Infinitely Losing My Edge
Yeah, I'm losing my edge.
I'm losing my edge.
The kids are coming up from behind.
I'm losing my edge.
I'm losing my edge to the kids from Ecuador and from Glasgow.
But I was there.
I was there in 1971.
I was there at the first Big Star show in Memphis.
I'm losing my edge.
I'm losing my edge to the kids whose footsteps I hear when they get on the decks.
I'm losing my edge to the internet seekers who can tell me every member of every good group from 1961 to 1977.
I'm losing my edge.
To all the kids in Woodstock and Cairo.
I'm losing my edge to the art-school Winnipeg kids in little jackets and borrowed nostalgia for the unremembered nineties.
I'm losing my edge.
I'm losing my edge.
I can hear the footsteps every night on the decks.
But I was there.
I was there in 1976 at the first Soft Boys practice in a loft in Cambridge.
I was working on the arpeggiator sounds with much patience.
I was there when Robert Palmer started up his first band.
I told him, "Don't do it that way. You'll never make a dime."
I was there.
I was the first guy playing Television Personalities to the crunk kids.
I played it at the Troubador.
Everybody thought I was crazy.
We all know.
I was there.
I was there.
I've never been wrong.
But I'm losing my edge to better-looking people with better ideas and more talent.

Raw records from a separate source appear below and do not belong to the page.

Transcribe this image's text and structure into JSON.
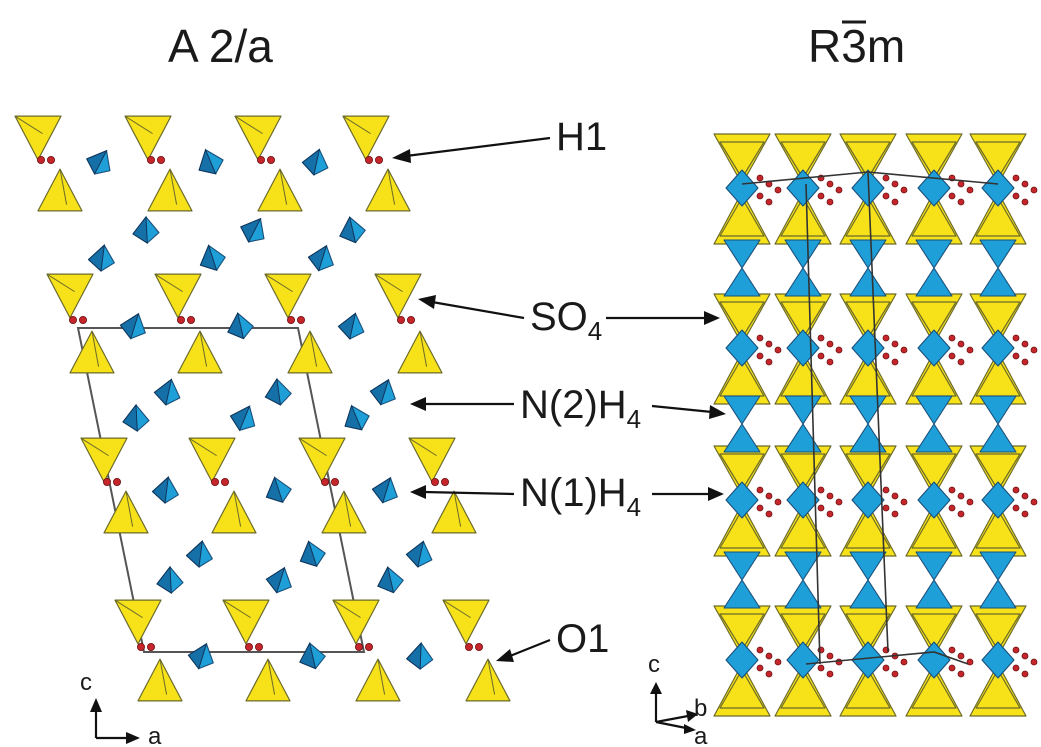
{
  "titles": {
    "left": "A 2/a",
    "right_prefix": "R",
    "right_bar": "3",
    "right_suffix": "m"
  },
  "labels": {
    "h1": "H1",
    "so4_main": "SO",
    "so4_sub": "4",
    "n2_main": "N(2)H",
    "n2_sub": "4",
    "n1_main": "N(1)H",
    "n1_sub": "4",
    "o1": "O1"
  },
  "axes_left": {
    "vertical": "c",
    "horizontal": "a"
  },
  "axes_right": {
    "vertical": "c",
    "diag_upper": "b",
    "diag_lower": "a"
  },
  "colors": {
    "sulfate": "#f7e21a",
    "ammonium": "#1f9fd8",
    "oxygen": "#c4262b",
    "cell_edge": "#555555"
  }
}
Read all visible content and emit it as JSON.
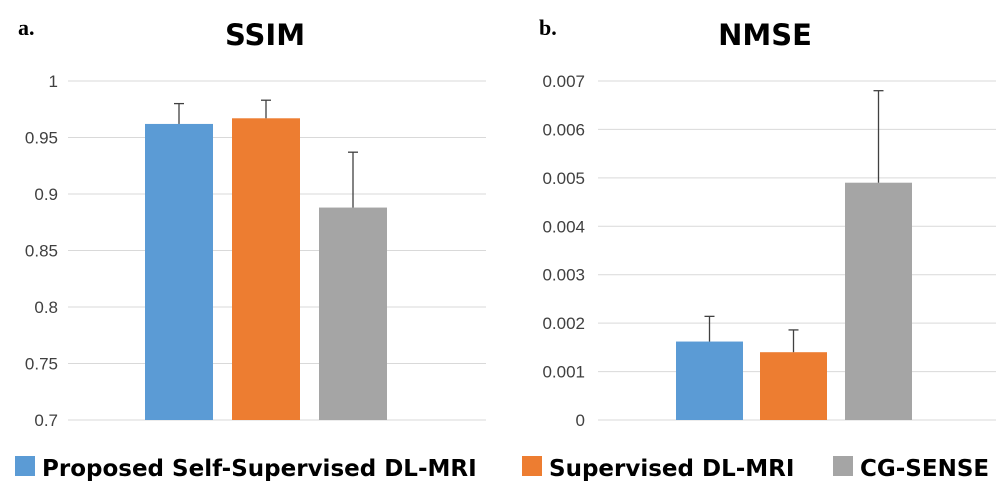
{
  "colors": {
    "proposed": "#5b9bd5",
    "supervised": "#ed7d31",
    "cg_sense": "#a5a5a5"
  },
  "legend": {
    "items": [
      {
        "label": "Proposed Self-Supervised DL-MRI",
        "color": "#5b9bd5"
      },
      {
        "label": "Supervised DL-MRI",
        "color": "#ed7d31"
      },
      {
        "label": "CG-SENSE",
        "color": "#a5a5a5"
      }
    ]
  },
  "chart_data": [
    {
      "panel_label": "a.",
      "type": "bar",
      "title": "SSIM",
      "xlabel": "",
      "ylabel": "",
      "ylim": [
        0.7,
        1.0
      ],
      "yticks": [
        0.7,
        0.75,
        0.8,
        0.85,
        0.9,
        0.95,
        1
      ],
      "ytick_labels": [
        "0.7",
        "0.75",
        "0.8",
        "0.85",
        "0.9",
        "0.95",
        "1"
      ],
      "grid": true,
      "series": [
        {
          "name": "Proposed Self-Supervised DL-MRI",
          "value": 0.962,
          "error": 0.018,
          "color": "#5b9bd5"
        },
        {
          "name": "Supervised DL-MRI",
          "value": 0.967,
          "error": 0.016,
          "color": "#ed7d31"
        },
        {
          "name": "CG-SENSE",
          "value": 0.888,
          "error": 0.049,
          "color": "#a5a5a5"
        }
      ]
    },
    {
      "panel_label": "b.",
      "type": "bar",
      "title": "NMSE",
      "xlabel": "",
      "ylabel": "",
      "ylim": [
        0,
        0.007
      ],
      "yticks": [
        0,
        0.001,
        0.002,
        0.003,
        0.004,
        0.005,
        0.006,
        0.007
      ],
      "ytick_labels": [
        "0",
        "0.001",
        "0.002",
        "0.003",
        "0.004",
        "0.005",
        "0.006",
        "0.007"
      ],
      "grid": true,
      "series": [
        {
          "name": "Proposed Self-Supervised DL-MRI",
          "value": 0.00162,
          "error": 0.00052,
          "color": "#5b9bd5"
        },
        {
          "name": "Supervised DL-MRI",
          "value": 0.0014,
          "error": 0.00046,
          "color": "#ed7d31"
        },
        {
          "name": "CG-SENSE",
          "value": 0.0049,
          "error": 0.0019,
          "color": "#a5a5a5"
        }
      ]
    }
  ]
}
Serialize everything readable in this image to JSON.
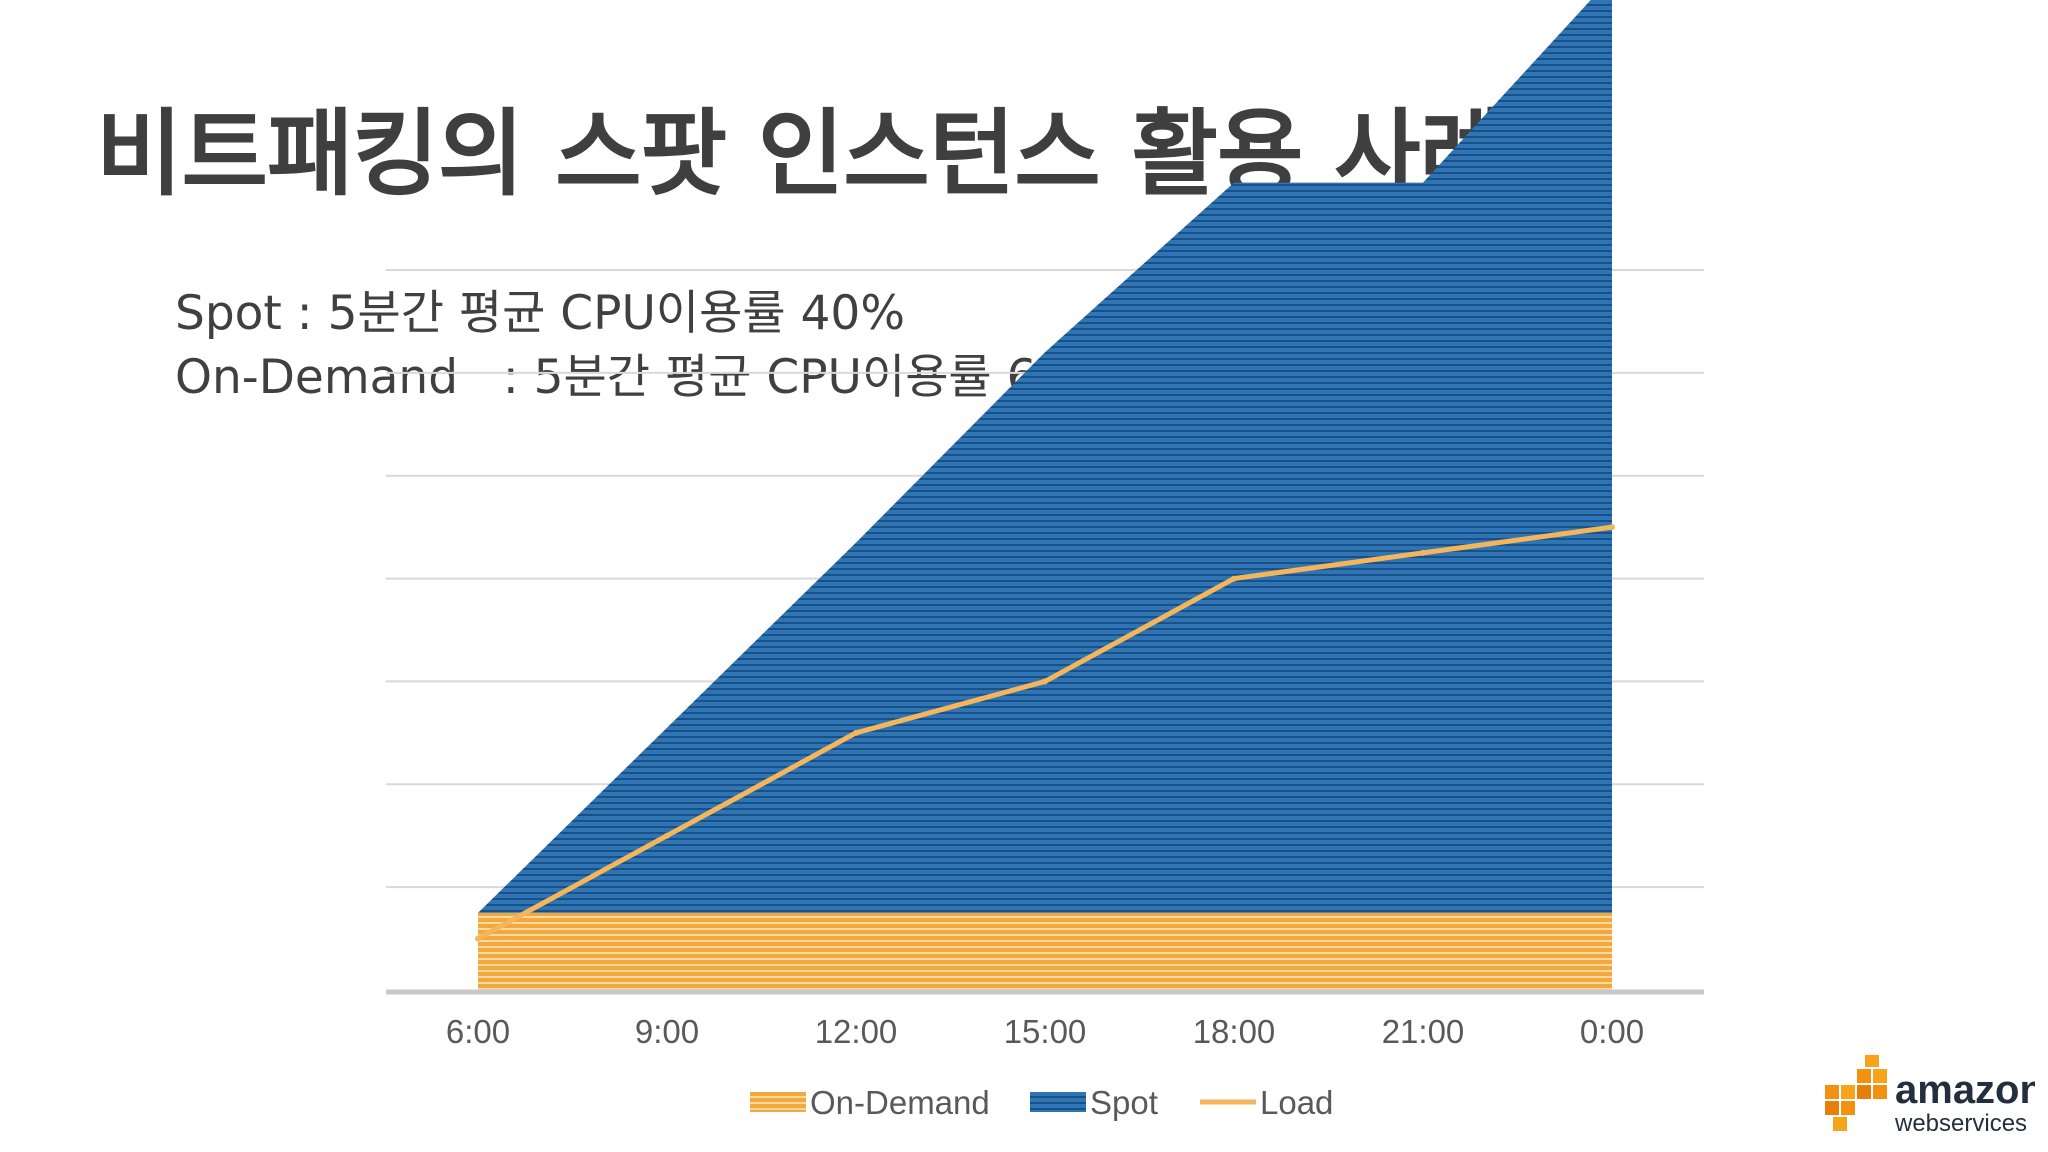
{
  "slide": {
    "title": "비트패킹의 스팟 인스턴스 활용 사례",
    "stats": [
      "Spot : 5분간 평균 CPU이용률 40%",
      "On-Demand   : 5분간 평균 CPU이용률 60%"
    ]
  },
  "logo": {
    "line1": "amazon",
    "line2": "webservices",
    "icon": "aws-cubes-icon"
  },
  "colors": {
    "on_demand": "#f2a83b",
    "spot": "#2e75b6",
    "load": "#f5b55a",
    "grid": "#d9d9d9",
    "axis": "#c8c8c8",
    "tick_text": "#595959"
  },
  "chart_data": {
    "type": "area",
    "categories": [
      "6:00",
      "9:00",
      "12:00",
      "15:00",
      "18:00",
      "21:00",
      "0:00"
    ],
    "ylim": [
      0,
      7
    ],
    "grid": true,
    "legend_position": "bottom",
    "series": [
      {
        "name": "On-Demand",
        "type": "area",
        "stacked": true,
        "values": [
          0.75,
          0.75,
          0.75,
          0.75,
          0.75,
          0.75,
          0.75
        ]
      },
      {
        "name": "Spot",
        "type": "area",
        "stacked": true,
        "values": [
          0,
          1.8,
          3.6,
          5.45,
          7.1,
          7.1,
          9.1
        ]
      },
      {
        "name": "Load",
        "type": "line",
        "values": [
          0.5,
          1.5,
          2.5,
          3.0,
          4.0,
          4.25,
          4.5
        ]
      }
    ]
  }
}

And they're actually really, really nice.
I'm losing my edge.
I heard you have a compilation of every good song ever done by anybody.
Every great song by Gang Gang Dance. All the underground hits.
All Glambeats Corp. tracks. I heard you have a vinyl of every New Age Steppers record on German import.
I heard that you have a white label of every seminal techno hit - 1985, '86, '87.
I heard that you have a CD compilation of every good '60s cut and another box set from the '90s.
I hear you're buying an organ and a clarinet and are throwing your macbook out the window because you want to make something real. You want to make a Cabaret Voltaire record.
I hear that you and your band have sold your oboe and bought a linndrum.
I hear that you and your band have sold your linndrum and bought an oboe.
I hear everybody that you know is more relevant than everybody that I know.
But have you seen my records?
Porter Ricks,
Stereo Dub,
Joe Smooth,
Scratch Acid,
Massinfluence,
Steve Hackett,
The Slackers,
Sex Pistols,
Sister Nancy,
Lower 48,
The Gun Club,
Moebius,
The Count Five,
The Smiths,
Fluxion,
Fort Wilson Riot,
The Searchers,
David Bowie,
Television,
Lou Reed & John Cale,
Teenage Jesus and the Jerks,
Captain Beefheart & His Magic Band,
Man Eating Sloth,
Manfred Mann's Earth Band,
Warsaw,
The Dead C,
Ash Ra Tempel,
Procol Harum,
Wasted Youth,
Alphaville,
Eurythmics,
Idris Muhammad,
Sam Rivers,
Roxette,
Roger Hodgson,
Larry & the Blue Notes,
The Mojo Men,
Black Moon,
Anthony Braxton,
Henry Cow,
Dennis Brown,
The Buckinghams,
Avey Tare's Slasher Flicks,
Tears for Fears,
A Flock of Seagulls,
Pharaoh Sanders and the Fire Engines,
Ponytail,
Godley & Creme,
T.S.O.L.,
Kayak,
Organ,
Josef K,
DJ Style,
Pagans,
Cheater Slicks,
Rahsaan Roland Kirk,
Sound Behaviour,
Kurtis Blow,
The Kinks,
Fela Kuti,
Grandmaster Flash, Grandmaster Flash, Grandmaster Flash, Grandmaster Flash.
You don't know what you really want.
You don't know what you really want.
You don't know what you really want.
You don't know what you really want.
You don't know what you really want.
You don't know what you really want.
You don't know what you really want.
You don't know what you really want.
You don't know what you really want.
You don't know what you really want.
You don't know what you really want.
You don't know what you really want.
You don't know what you really want.
You don't know what you really want.
You don't know what you really want.